Thursday, June 17, 2010

Basic Cheese Grits

The first time I ever heard of grits was while watching the movie My Cousin Vinny, as Joe Pesci cross-examines a witness about his grits.

(start around 7:00 for the grits interrogation)

Then, the first time I ever actually ate grits was at a wedding in Virginia when I was about ten. I was hesitant to dive in to the cream-colored pile of mush, but an elderly Southern lady sitting next to me drawled, “Now honey, you can’t come down here and not try grits.” So I ate a nervous forkful and realized they weren’t that bad at all, and happily devoured the rest of them.

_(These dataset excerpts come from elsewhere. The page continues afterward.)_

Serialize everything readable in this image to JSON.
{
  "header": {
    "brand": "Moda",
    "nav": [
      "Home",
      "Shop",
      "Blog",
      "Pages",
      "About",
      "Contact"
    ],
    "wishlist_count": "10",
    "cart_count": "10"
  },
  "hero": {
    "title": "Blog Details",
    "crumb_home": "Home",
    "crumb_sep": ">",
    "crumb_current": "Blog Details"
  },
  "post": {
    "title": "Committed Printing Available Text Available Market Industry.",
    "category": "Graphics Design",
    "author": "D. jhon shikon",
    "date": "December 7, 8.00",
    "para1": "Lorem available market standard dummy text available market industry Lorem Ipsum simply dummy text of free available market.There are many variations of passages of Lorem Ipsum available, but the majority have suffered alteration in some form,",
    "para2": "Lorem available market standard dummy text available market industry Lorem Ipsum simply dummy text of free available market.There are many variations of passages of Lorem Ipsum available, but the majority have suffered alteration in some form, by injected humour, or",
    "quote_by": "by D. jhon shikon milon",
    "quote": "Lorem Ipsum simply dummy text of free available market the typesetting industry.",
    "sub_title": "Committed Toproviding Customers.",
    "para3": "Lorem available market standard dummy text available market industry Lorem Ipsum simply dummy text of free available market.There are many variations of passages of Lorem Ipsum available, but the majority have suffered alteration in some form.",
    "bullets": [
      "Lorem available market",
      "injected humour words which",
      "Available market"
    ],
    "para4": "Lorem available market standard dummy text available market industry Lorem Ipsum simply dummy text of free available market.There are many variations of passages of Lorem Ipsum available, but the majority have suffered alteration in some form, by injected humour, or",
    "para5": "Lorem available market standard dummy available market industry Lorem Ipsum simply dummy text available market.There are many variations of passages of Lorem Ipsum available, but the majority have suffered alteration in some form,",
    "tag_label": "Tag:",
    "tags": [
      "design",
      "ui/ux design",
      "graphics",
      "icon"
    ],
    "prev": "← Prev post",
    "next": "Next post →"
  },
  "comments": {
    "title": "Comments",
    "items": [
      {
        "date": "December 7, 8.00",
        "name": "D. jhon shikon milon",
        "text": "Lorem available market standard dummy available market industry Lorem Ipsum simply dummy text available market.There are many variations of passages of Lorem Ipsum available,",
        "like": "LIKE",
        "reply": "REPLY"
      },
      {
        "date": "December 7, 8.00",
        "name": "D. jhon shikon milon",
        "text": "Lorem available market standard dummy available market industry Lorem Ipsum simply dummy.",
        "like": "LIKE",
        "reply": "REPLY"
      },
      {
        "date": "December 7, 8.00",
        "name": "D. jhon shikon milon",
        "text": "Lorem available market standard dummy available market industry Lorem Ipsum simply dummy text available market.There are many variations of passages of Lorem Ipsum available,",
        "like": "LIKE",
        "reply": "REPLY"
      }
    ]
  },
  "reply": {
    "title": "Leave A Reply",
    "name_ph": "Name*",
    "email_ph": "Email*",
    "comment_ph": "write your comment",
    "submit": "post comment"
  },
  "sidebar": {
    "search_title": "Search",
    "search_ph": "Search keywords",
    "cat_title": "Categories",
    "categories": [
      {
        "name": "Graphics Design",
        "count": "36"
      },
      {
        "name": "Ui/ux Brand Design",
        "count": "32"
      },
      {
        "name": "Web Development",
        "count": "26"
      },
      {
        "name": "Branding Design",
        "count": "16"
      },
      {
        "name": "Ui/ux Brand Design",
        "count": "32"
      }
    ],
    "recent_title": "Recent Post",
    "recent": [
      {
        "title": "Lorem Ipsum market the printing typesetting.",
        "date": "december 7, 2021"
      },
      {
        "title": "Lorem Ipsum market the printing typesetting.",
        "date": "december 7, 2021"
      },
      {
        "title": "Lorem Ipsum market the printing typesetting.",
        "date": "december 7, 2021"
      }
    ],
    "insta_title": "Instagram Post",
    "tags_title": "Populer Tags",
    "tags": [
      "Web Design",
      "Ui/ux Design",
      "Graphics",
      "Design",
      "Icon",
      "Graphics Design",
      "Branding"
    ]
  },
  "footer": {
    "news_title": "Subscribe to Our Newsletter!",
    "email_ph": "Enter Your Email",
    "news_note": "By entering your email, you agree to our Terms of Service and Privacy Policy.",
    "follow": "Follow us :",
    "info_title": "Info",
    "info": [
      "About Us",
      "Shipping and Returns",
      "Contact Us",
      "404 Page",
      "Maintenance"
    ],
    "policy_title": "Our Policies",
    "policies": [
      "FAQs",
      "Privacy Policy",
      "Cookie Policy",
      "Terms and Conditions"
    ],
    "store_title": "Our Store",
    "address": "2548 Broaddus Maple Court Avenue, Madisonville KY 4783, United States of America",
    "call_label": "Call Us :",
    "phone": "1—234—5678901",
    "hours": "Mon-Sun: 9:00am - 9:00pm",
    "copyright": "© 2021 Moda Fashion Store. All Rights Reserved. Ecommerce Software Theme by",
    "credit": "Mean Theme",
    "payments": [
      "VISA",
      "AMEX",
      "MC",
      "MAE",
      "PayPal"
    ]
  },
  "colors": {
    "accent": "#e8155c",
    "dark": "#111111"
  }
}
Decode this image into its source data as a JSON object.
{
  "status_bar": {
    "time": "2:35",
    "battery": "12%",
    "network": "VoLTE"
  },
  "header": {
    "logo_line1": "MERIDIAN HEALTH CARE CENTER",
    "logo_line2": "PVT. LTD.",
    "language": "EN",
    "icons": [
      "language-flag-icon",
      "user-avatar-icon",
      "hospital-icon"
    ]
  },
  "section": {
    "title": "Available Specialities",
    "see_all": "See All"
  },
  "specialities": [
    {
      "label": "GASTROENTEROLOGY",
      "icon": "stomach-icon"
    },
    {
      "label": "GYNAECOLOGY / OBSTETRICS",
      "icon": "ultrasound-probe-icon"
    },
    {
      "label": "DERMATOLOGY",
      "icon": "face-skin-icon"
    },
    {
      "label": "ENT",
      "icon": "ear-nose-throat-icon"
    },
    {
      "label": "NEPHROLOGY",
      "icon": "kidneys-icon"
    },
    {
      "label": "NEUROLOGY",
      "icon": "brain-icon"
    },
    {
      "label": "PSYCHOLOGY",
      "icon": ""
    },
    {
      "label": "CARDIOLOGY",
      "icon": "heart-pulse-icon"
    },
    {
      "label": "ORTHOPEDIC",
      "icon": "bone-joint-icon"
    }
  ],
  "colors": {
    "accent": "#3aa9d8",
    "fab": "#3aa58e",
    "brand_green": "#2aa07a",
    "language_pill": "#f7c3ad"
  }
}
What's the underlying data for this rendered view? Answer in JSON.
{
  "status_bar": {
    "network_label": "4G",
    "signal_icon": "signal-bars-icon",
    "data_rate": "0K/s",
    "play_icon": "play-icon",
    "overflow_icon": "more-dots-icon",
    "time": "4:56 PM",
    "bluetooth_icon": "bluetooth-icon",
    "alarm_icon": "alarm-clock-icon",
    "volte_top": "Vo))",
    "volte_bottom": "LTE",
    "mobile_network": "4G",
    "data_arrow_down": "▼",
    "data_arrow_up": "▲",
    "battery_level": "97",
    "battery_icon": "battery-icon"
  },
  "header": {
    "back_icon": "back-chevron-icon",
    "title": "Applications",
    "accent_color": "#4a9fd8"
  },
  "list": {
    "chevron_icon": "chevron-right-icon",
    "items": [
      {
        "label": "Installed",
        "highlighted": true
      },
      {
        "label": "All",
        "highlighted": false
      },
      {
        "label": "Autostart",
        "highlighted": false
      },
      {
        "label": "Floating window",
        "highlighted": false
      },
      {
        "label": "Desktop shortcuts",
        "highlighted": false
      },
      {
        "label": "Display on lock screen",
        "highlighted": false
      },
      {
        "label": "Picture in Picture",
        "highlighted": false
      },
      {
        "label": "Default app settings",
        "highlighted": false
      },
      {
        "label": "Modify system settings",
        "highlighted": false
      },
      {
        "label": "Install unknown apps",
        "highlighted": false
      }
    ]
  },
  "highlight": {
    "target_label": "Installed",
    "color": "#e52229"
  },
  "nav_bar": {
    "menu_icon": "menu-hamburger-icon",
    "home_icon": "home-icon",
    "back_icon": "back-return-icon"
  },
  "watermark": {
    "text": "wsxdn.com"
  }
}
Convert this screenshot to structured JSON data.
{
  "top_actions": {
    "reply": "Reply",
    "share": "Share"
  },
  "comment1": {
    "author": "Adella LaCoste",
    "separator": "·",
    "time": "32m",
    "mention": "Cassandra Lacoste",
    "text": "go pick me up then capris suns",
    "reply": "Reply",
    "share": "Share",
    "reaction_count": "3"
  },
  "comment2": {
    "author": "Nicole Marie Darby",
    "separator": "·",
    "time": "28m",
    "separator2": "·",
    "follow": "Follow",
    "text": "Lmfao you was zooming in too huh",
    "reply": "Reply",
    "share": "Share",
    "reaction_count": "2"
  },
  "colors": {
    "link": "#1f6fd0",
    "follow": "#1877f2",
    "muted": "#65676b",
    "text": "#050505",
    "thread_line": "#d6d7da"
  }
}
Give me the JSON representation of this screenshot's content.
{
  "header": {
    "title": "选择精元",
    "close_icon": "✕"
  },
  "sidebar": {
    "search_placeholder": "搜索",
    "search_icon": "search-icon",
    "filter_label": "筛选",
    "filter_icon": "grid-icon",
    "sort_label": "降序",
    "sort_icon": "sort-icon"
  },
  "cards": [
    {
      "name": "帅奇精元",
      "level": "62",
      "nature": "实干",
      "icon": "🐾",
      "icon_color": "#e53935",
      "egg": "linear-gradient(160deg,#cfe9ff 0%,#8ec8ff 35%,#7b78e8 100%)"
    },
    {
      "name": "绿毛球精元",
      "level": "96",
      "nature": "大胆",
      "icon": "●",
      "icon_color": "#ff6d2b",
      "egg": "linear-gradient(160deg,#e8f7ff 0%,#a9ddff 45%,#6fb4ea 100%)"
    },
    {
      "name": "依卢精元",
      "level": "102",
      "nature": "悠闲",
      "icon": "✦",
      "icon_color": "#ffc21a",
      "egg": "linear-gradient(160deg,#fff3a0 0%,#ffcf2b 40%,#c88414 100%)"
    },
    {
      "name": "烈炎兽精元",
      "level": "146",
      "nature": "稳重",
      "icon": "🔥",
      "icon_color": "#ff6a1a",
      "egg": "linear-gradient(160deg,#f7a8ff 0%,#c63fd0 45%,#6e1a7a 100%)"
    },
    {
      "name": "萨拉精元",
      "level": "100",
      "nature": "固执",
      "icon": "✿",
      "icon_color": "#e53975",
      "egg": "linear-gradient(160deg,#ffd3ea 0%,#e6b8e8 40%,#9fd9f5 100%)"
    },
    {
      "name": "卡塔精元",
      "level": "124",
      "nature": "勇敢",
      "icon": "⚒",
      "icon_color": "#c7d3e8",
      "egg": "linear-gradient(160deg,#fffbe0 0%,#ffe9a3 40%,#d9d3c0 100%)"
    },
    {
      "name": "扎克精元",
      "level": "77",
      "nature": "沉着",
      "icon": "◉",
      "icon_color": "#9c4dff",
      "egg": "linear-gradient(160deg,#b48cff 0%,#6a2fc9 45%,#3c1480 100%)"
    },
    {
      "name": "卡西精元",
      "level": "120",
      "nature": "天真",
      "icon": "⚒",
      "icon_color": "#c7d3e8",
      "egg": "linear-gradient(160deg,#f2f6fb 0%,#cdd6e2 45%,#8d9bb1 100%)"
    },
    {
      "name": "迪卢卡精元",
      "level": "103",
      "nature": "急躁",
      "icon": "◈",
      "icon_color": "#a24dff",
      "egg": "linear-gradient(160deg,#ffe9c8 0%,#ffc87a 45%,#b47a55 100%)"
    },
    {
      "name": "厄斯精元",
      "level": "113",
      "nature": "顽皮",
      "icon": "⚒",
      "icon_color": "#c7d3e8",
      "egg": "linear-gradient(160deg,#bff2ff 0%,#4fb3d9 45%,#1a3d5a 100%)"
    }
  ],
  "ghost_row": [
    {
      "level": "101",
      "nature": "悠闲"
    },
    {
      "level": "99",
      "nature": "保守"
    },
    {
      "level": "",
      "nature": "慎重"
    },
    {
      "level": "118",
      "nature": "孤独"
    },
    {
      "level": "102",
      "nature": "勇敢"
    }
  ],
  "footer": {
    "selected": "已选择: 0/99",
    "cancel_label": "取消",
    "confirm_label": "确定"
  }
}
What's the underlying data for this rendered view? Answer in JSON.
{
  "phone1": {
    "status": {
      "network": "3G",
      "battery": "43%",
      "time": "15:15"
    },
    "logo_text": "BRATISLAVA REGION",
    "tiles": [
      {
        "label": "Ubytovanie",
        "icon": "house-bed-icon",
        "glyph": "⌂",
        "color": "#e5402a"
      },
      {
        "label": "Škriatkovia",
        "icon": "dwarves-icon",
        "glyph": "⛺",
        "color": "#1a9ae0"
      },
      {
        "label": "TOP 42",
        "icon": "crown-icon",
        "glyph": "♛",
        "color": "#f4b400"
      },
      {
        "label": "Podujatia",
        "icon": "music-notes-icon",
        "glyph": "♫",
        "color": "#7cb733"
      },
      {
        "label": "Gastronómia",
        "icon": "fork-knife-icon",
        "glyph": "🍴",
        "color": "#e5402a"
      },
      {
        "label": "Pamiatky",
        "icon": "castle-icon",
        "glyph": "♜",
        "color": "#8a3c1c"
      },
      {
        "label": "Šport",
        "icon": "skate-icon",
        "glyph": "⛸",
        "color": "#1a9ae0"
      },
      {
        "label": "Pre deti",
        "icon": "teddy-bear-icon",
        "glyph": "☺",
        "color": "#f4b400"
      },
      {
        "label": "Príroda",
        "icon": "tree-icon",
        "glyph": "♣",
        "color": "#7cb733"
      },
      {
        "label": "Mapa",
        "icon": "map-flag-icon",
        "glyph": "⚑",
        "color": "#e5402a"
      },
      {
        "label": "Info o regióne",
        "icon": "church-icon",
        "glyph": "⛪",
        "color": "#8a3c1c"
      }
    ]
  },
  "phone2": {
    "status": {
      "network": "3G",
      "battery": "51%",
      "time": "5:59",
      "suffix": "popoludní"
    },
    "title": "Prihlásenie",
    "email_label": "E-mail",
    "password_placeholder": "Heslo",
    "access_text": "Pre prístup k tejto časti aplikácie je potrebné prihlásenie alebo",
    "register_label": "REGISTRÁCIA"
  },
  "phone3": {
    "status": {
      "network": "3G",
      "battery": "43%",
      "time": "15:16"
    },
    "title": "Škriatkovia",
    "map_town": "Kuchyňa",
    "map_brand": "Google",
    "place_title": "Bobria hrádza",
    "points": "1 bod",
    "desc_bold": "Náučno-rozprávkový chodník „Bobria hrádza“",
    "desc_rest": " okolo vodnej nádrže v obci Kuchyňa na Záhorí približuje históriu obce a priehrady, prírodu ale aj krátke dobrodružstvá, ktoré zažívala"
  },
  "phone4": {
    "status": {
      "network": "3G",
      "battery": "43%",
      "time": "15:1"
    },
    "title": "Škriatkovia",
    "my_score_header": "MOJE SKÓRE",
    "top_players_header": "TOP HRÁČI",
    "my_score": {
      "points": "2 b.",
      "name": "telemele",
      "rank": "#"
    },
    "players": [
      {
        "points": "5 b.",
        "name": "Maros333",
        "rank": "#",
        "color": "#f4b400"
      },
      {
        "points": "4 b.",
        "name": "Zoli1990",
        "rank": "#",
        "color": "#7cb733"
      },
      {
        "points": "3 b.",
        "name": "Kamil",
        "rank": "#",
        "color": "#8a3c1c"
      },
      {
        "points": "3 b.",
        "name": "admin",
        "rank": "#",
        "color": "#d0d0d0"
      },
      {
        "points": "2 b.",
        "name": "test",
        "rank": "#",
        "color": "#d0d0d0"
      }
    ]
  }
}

Now, fast-forward almost 15 years without grits, and I suddenly can’t get enough of this polenta-like dish, also made from coarsely ground corn. I’ve tried them at Mara’s Homemade (fine and creamy) and at Back Forty (coarse and chewy), and finally decided I needed to try making my own. This edition of Thursday’s Terra Treats offers only a basic recipe for grits because you can really add whatever you want. Shrimp is one of the more traditional choices, but I’ve had wonderful grits with roasted or grilled corn, artichoke hearts, ramps, or even German sausage!

At the end of the day, though, sometimes simplicity is best. And when it comes to grits, it’s pretty hard to beat the simple addition of cheese and a buttery biscuit to go with it.

Basic Cheese Grits

1 cup uncooked grits
2 tbsp butter
1/3 cup freshly grated aged Gouda cheese
Salt, fresh ground black pepper

  1. Cook grits according to package instructions, which typically involves a 1:4 grits-to-water ratio, a period of constant stirring, and a covered simmering until desired consistency is reached. Set aside and keep warm until any desired add-ins are ready to be included.
  2. If adding extra ingredients, add them to warm skillet along with any desired seasonings. While these add-ins are warming up, stir cheese and butter into grits, until melted all throughout. Any kind of cheese can be used, but I like to use a hard cheese with some bite to it, like the aged Gouda used here. If the cheese is salty, there’s no need to add extra salt, but if you want, you can add a little bit to taste while stirring in the butter and cheese.
  3. Spoon grits onto plates, and grind fresh pepper over top. Serve immediately, with warmed additional ingredients on top.

*Note: as we all know, no self-respecting Southerner uses instant grits – and neither should you, no matter what part of the country (or world) you’re from.